There’s something new in the air, a ray of light from Sweden, slowly illuminating the foggy gloom surrounding the planet.
It’s a song of protest sung by young people who are beginning to realise just how much destruction human beings have wrought over the years in the quest for well-being and economic growth.
All over the world, new initiatives in the spirit of sustainability are underway to make each of us more aware and nudge our ethical consciences. Even very young children are involved in learning to respect the environment and act in the best interests of nature.
Kindergartens, youth centres and often enterprises committed to the local environment are striving to promote these learning programmes.

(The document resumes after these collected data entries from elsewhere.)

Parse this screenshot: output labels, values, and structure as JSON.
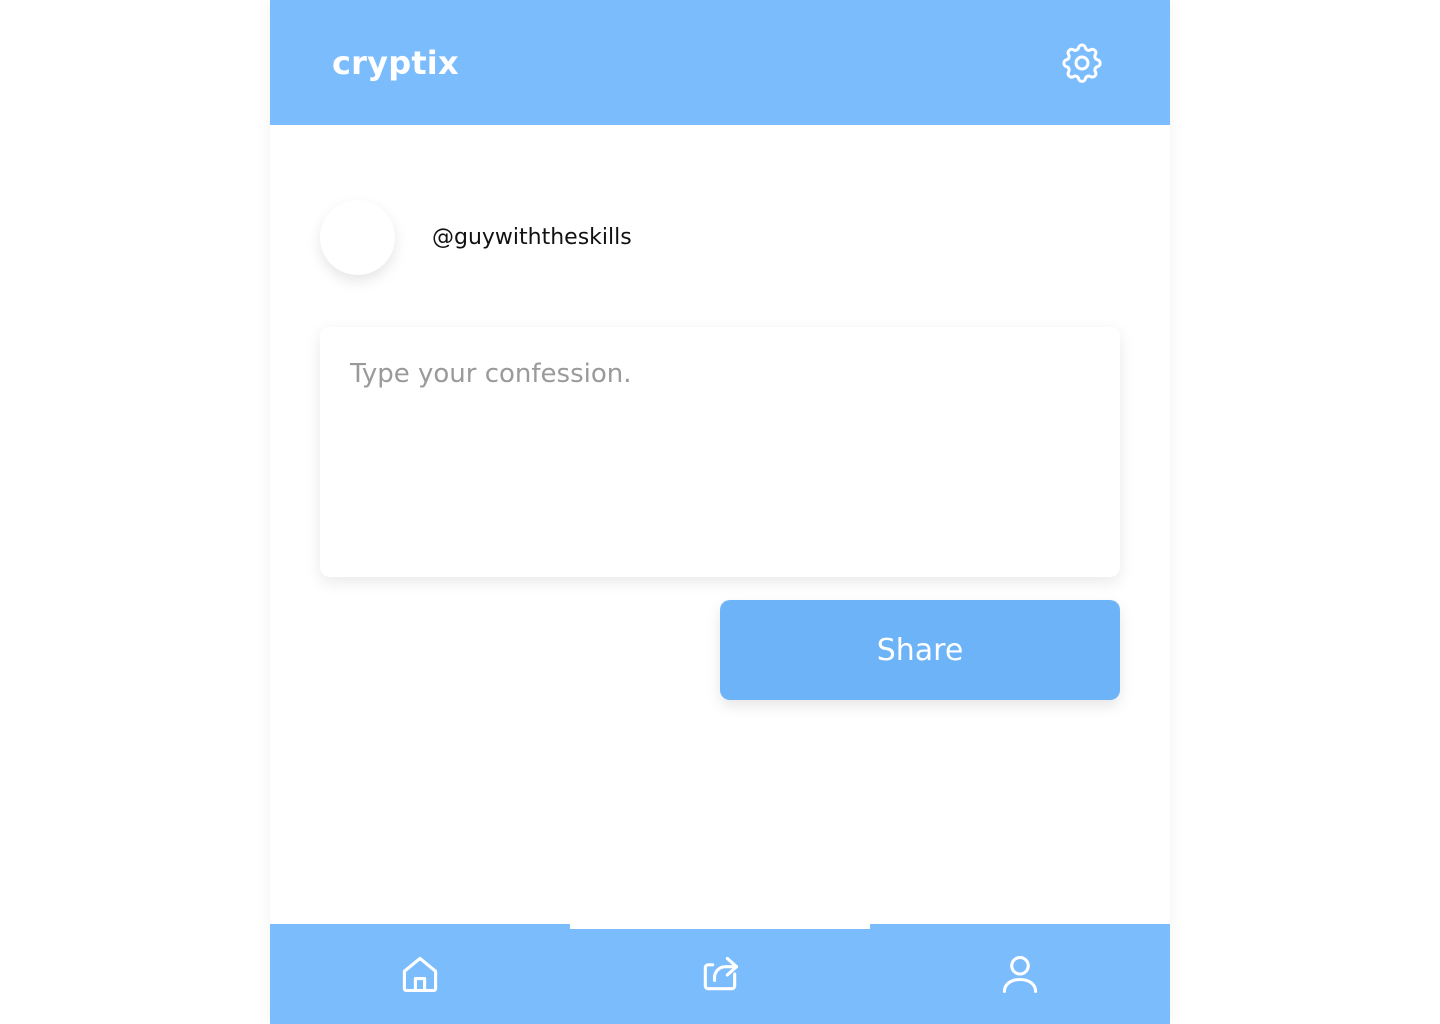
{
  "header": {
    "logo": "cryptix",
    "settings_icon": "gear-icon"
  },
  "profile": {
    "username": "@guywiththeskills"
  },
  "composer": {
    "placeholder": "Type your confession.",
    "value": ""
  },
  "actions": {
    "share_label": "Share"
  },
  "nav": {
    "items": [
      {
        "name": "home",
        "icon": "home-icon"
      },
      {
        "name": "share",
        "icon": "share-icon",
        "active": true
      },
      {
        "name": "profile",
        "icon": "user-icon"
      }
    ]
  },
  "colors": {
    "accent": "#7bbcfd",
    "button": "#6cb3f8"
  }
}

It’s good for children to get their hands dirty with soil and grapes
Over the last few days, among the rows of vines at the Josetta Saffirio Cellar in the hills of Monforte, there have been lots of small gnomes with brightly-coloured caps peeping at the children taking part in the harvest and pressing the grapes bunches.

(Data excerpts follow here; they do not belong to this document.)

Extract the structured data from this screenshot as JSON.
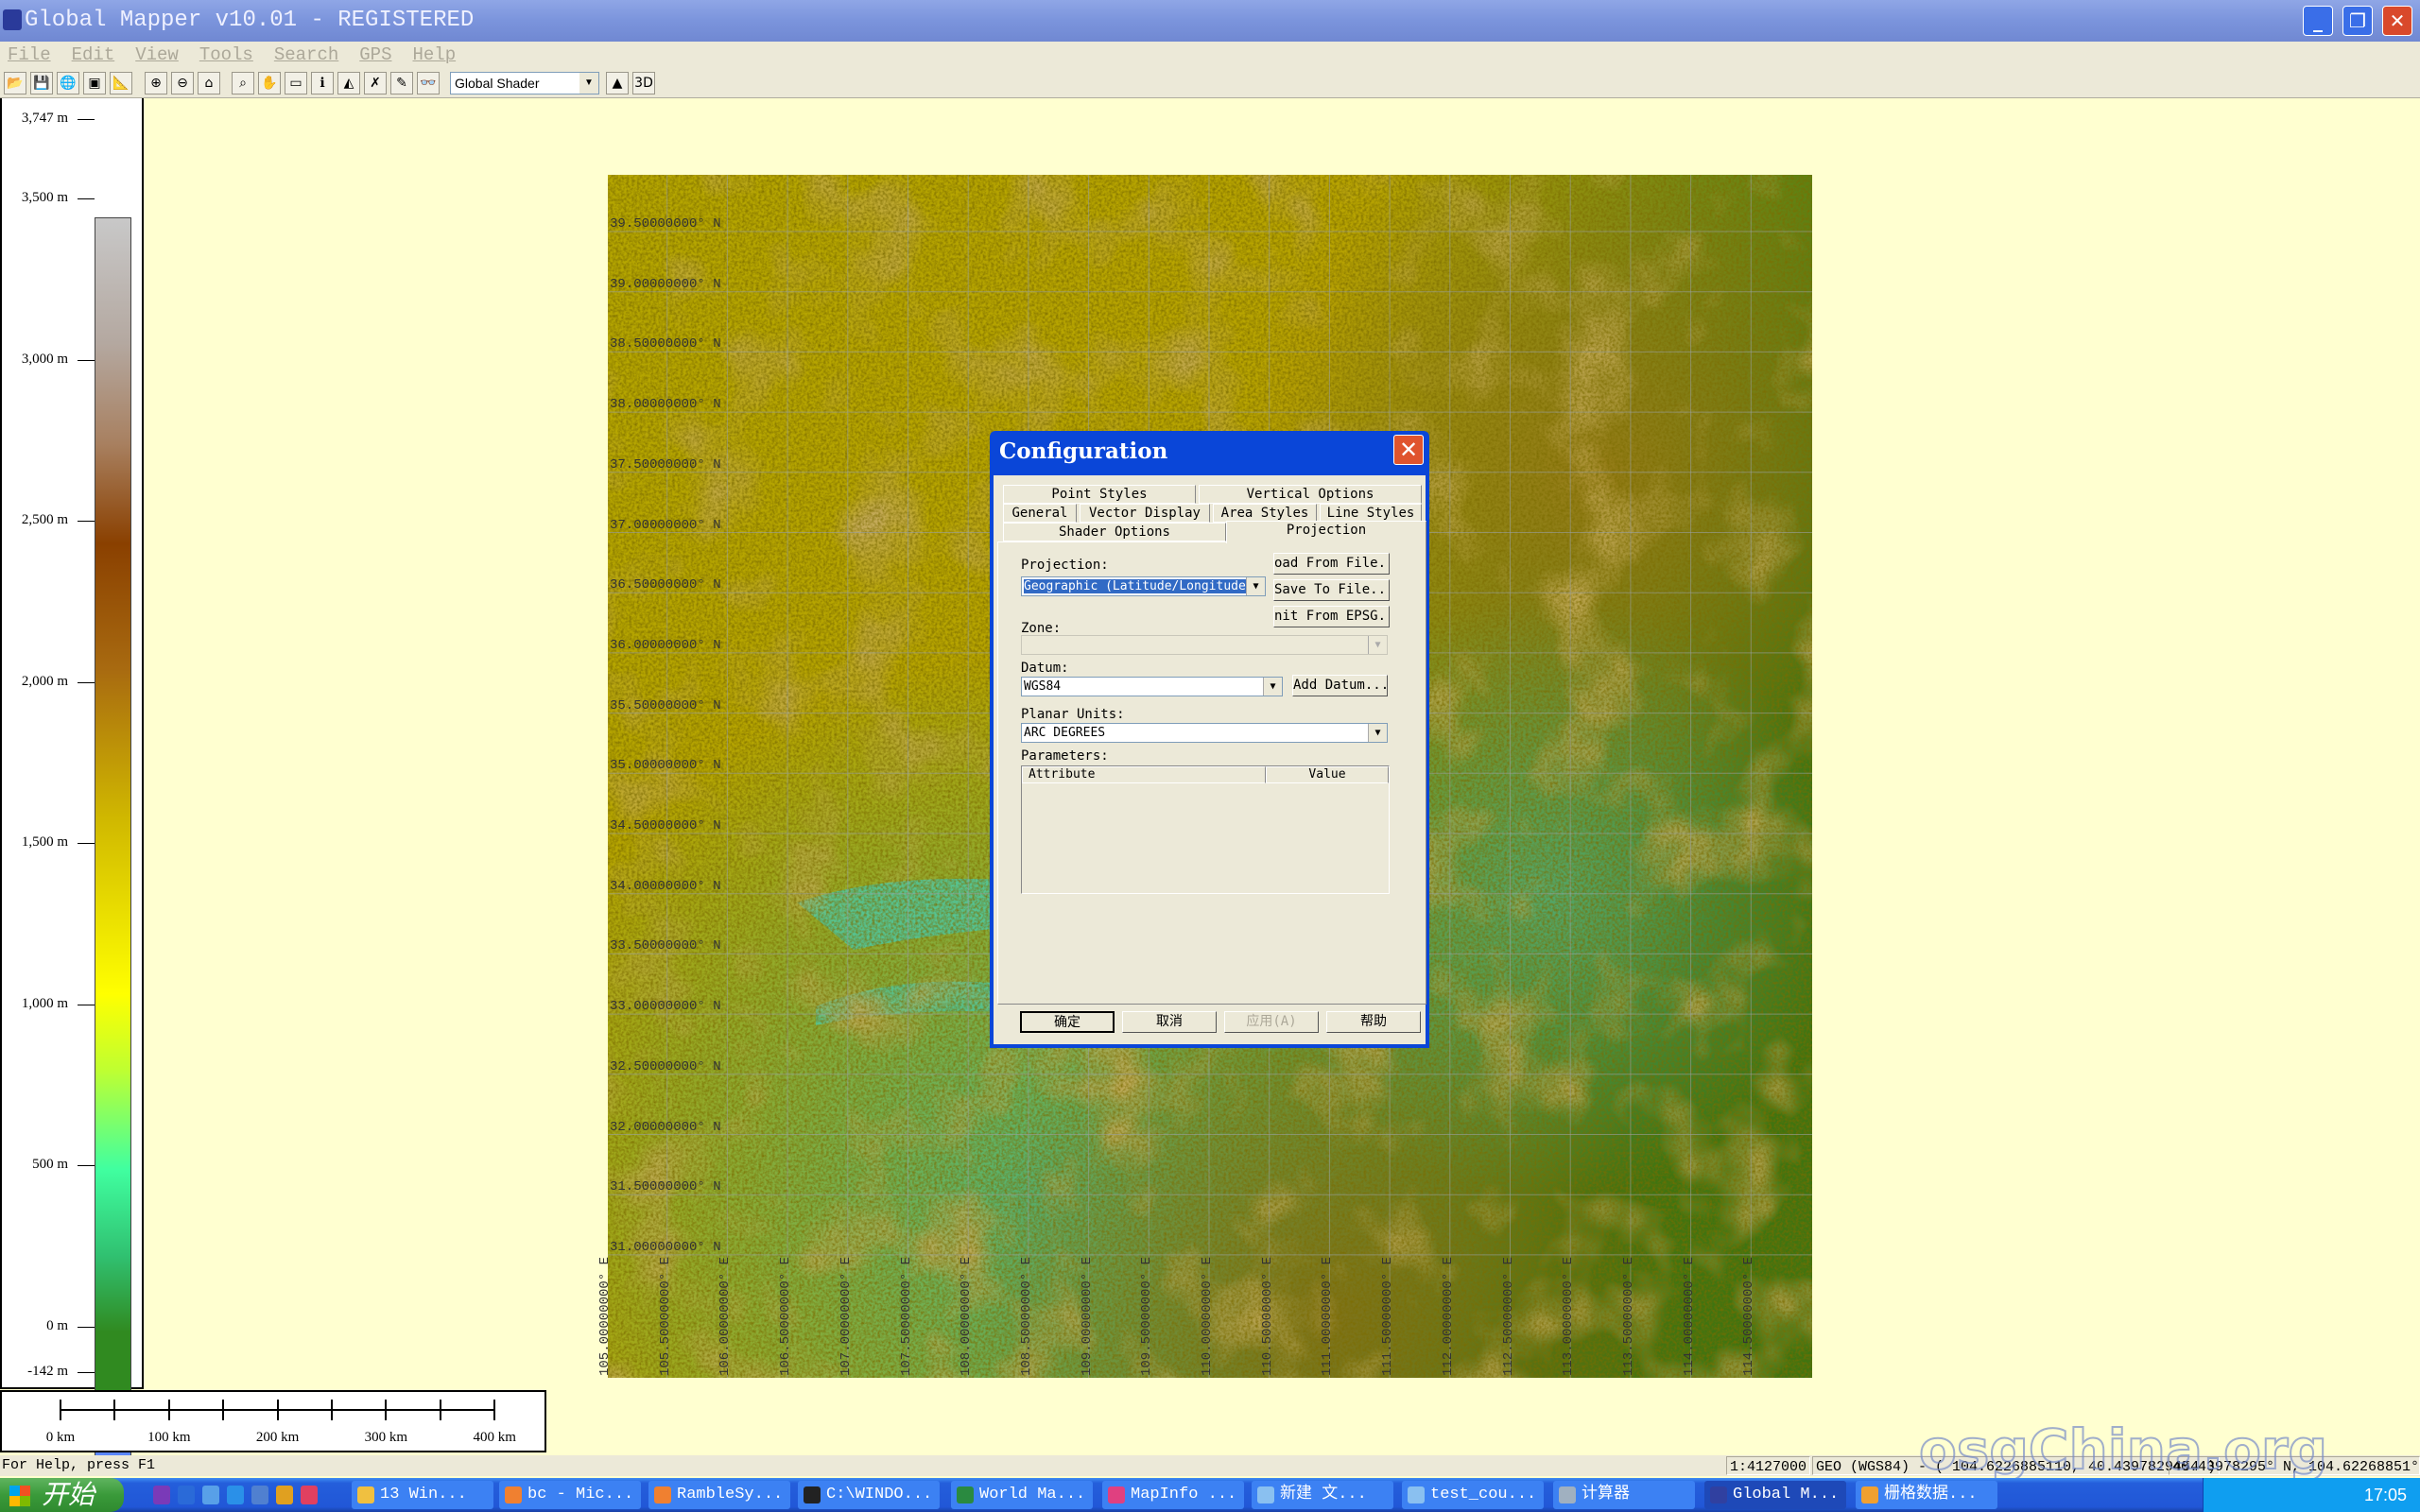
{
  "window": {
    "title": "Global Mapper v10.01 - REGISTERED",
    "min": "_",
    "max": "❐",
    "close": "✕"
  },
  "menu": [
    "File",
    "Edit",
    "View",
    "Tools",
    "Search",
    "GPS",
    "Help"
  ],
  "toolbar": {
    "shader_select": "Global Shader",
    "icons": [
      "open-icon",
      "save-icon",
      "globe-icon",
      "capture-icon",
      "digitizer-icon",
      "zoom-in-icon",
      "zoom-out-icon",
      "home-icon",
      "zoom-tool-icon",
      "pan-icon",
      "measure-icon",
      "info-icon",
      "path-profile-icon",
      "line-of-sight-icon",
      "digitize-icon",
      "search-icon",
      "2d-view-icon",
      "3d-view-icon"
    ],
    "glyphs": [
      "📂",
      "💾",
      "🌐",
      "▣",
      "📐",
      "⊕",
      "⊖",
      "⌂",
      "⌕",
      "✋",
      "▭",
      "ℹ",
      "◭",
      "✗",
      "✎",
      "👓",
      "▲",
      "3D"
    ]
  },
  "legend": {
    "labels": [
      "3,747 m",
      "3,500 m",
      "3,000 m",
      "2,500 m",
      "2,000 m",
      "1,500 m",
      "1,000 m",
      "500 m",
      "0 m",
      "-142 m"
    ],
    "values": [
      3747,
      3500,
      3000,
      2500,
      2000,
      1500,
      1000,
      500,
      0,
      -142
    ]
  },
  "map": {
    "lat_labels": [
      "39.50000000° N",
      "39.00000000° N",
      "38.50000000° N",
      "38.00000000° N",
      "37.50000000° N",
      "37.00000000° N",
      "36.50000000° N",
      "36.00000000° N",
      "35.50000000° N",
      "35.00000000° N",
      "34.50000000° N",
      "34.00000000° N",
      "33.50000000° N",
      "33.00000000° N",
      "32.50000000° N",
      "32.00000000° N",
      "31.50000000° N",
      "31.00000000° N"
    ],
    "lon_labels": [
      "105.00000000° E",
      "105.50000000° E",
      "106.00000000° E",
      "106.50000000° E",
      "107.00000000° E",
      "107.50000000° E",
      "108.00000000° E",
      "108.50000000° E",
      "109.00000000° E",
      "109.50000000° E",
      "110.00000000° E",
      "110.50000000° E",
      "111.00000000° E",
      "111.50000000° E",
      "112.00000000° E",
      "112.50000000° E",
      "113.00000000° E",
      "113.50000000° E",
      "114.00000000° E",
      "114.50000000° E"
    ]
  },
  "scale_bar": {
    "labels": [
      "0 km",
      "100 km",
      "200 km",
      "300 km",
      "400 km"
    ]
  },
  "status": {
    "help": "For Help, press F1",
    "scale": "1:4127000",
    "projection": "GEO (WGS84) - ( 104.6226885110, 40.4397829454 )",
    "coords": "40.43978295° N, 104.62268851° E"
  },
  "watermark": "osgChina.org",
  "dialog": {
    "title": "Configuration",
    "tabs_row1": [
      "Point Styles",
      "Vertical Options"
    ],
    "tabs_row2": [
      "General",
      "Vector Display",
      "Area Styles",
      "Line Styles"
    ],
    "tabs_row3": [
      "Shader Options",
      "Projection"
    ],
    "active_tab": "Projection",
    "projection_label": "Projection:",
    "projection_value": "Geographic (Latitude/Longitude)",
    "load_button": "oad From File..",
    "save_button": "Save To File...",
    "epsg_button": "nit From EPSG..",
    "zone_label": "Zone:",
    "zone_value": "",
    "datum_label": "Datum:",
    "datum_value": "WGS84",
    "add_datum_button": "Add Datum...",
    "units_label": "Planar Units:",
    "units_value": "ARC DEGREES",
    "params_label": "Parameters:",
    "col_attribute": "Attribute",
    "col_value": "Value",
    "ok": "确定",
    "cancel": "取消",
    "apply": "应用(A)",
    "help": "帮助"
  },
  "taskbar": {
    "start": "开始",
    "items": [
      "13 Win...",
      "bc - Mic...",
      "RambleSy...",
      "C:\\WINDO...",
      "World Ma...",
      "MapInfo ...",
      "新建 文...",
      "test_cou...",
      "计算器",
      "Global M...",
      "栅格数据..."
    ],
    "active": "Global M...",
    "clock": "17:05"
  }
}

The Gnomes’ Harvest is an event organised by winemaker Sara Vezza to give families the opportunity to take part in the grape harvest and to watch each step in the production of wine. The real protagonists of the day were the children who enjoyed some time together outside in the fresh air.
(The Harvest of the Gnomes, 2019 – Josetta Saffirio)
The learning experience behind Adopting a Row of vines
This event is part of the Adopt a row of vines project, one of many ideas from the fertile mind of Sara Vezza, aimed at introducing winelovers to the notion of safeguarding a unique landscape and protecting the know-how essential to producing a real DOCG Barolo.
The project had its beginnings two years ago. It was conceived as an educational activity to engage wine enthusiasts directly by organising several days a year in which the adopters of rows of vines, as well as visitors, gain direct experience of work in the cellar and vineyard.
Adopt a row of vines is also to make an educational mark by providing a close-up of the life cycle of a vineyard and the work that goes into each step of cultivating vines and thus, increase awareness in the context of safeguarding the environment.
The educational objective continues with the activities created for children to transmit awareness of nature; this is the thread running through initiatives throughout the world to get home how urgent it is to change our relationship with the planet.
(The Harvest of the Gnomes, 2019 – Josetta Saffirio)
The Harvest of the Gnomes
Children were accompanied through the rows of vines where they harvested a crate of grapes. Such simple activities allow them direct contact with nature and the life cycle of a fruit-bearing plant–detaching the clusters from the vines, wandering among the rows and learning how to interact with nature in a respectful way. The grape clusters in their hands are a concrete example of how nature generates life.
(The Harvest of the Gnomes, 2019 – Josetta Saffirio)
Our elders wisely said that children need to get their hands right into the dirt to learn about it and respect it. It’s important that tomorrow’s adults learn about forgotten notions like having contact with farm animals and discovering the local crops grown in still-undamaged areas in the remoter reaches of our Langhe.
Most children today have never plucked a fruit from a tree or stroked a farm animal. Urban life no longer permits this direct contact with nature. Sara Vezza thinks of her own children when she organises these events dedicated to small children, so that they too, can have the experience of rural life. It is through play–for example, in the various activities of Renato Priola of the Giuca Hills where children delve into the practical aspects of everyday farm life to learn the value of nature and her produce.
(The Harvest of the Gnomes, 2019 – Josetta Saffirio)
Responsible transformation of raw materials
Capitalism is in a historic flux at present, moving towards a real ethical revolution, whose mission is no longer to increase profits as in the past, but to engage in responsible actions with respect for the environment, future generations as well as workers.
It is clear that from this point of view, the processes of industrial transformation of raw materials must downsize and create low-environmental impact supply chains.
Each of us must learn to be aware of the products we consume. During the harvest day event the children were shown the steps of the transformation of grapes into wine in the cellar. They learned the mechanical processes in this transformation and as future wine buyers, how responsible enterprises pay attention to both the health aspects of their products as well as the environment via low-impact methods.
Together is better
As sunsets redden the first fogs of the autumn, nature-lovers big and small will return home with the satisfaction and pride of having contributed to the making of one of Mother Earth’s greatest products. Such a learning experience takes hold within the family and encourages an individual philosophy of life, an ethical approach to the environment and education for youngsters.
It is a custom in Langhe families to put aside a bottle of Barolo or Nebbiolo for each newborn child and to make a present of it when they become adults. The hope is that they are aware of the gift’s rich heritage and that perhaps, with each sip of wine, they will remember the long-ago days when their grape-stained hands took part in the voyage and history of that bottle, as it is uncorked so many years later.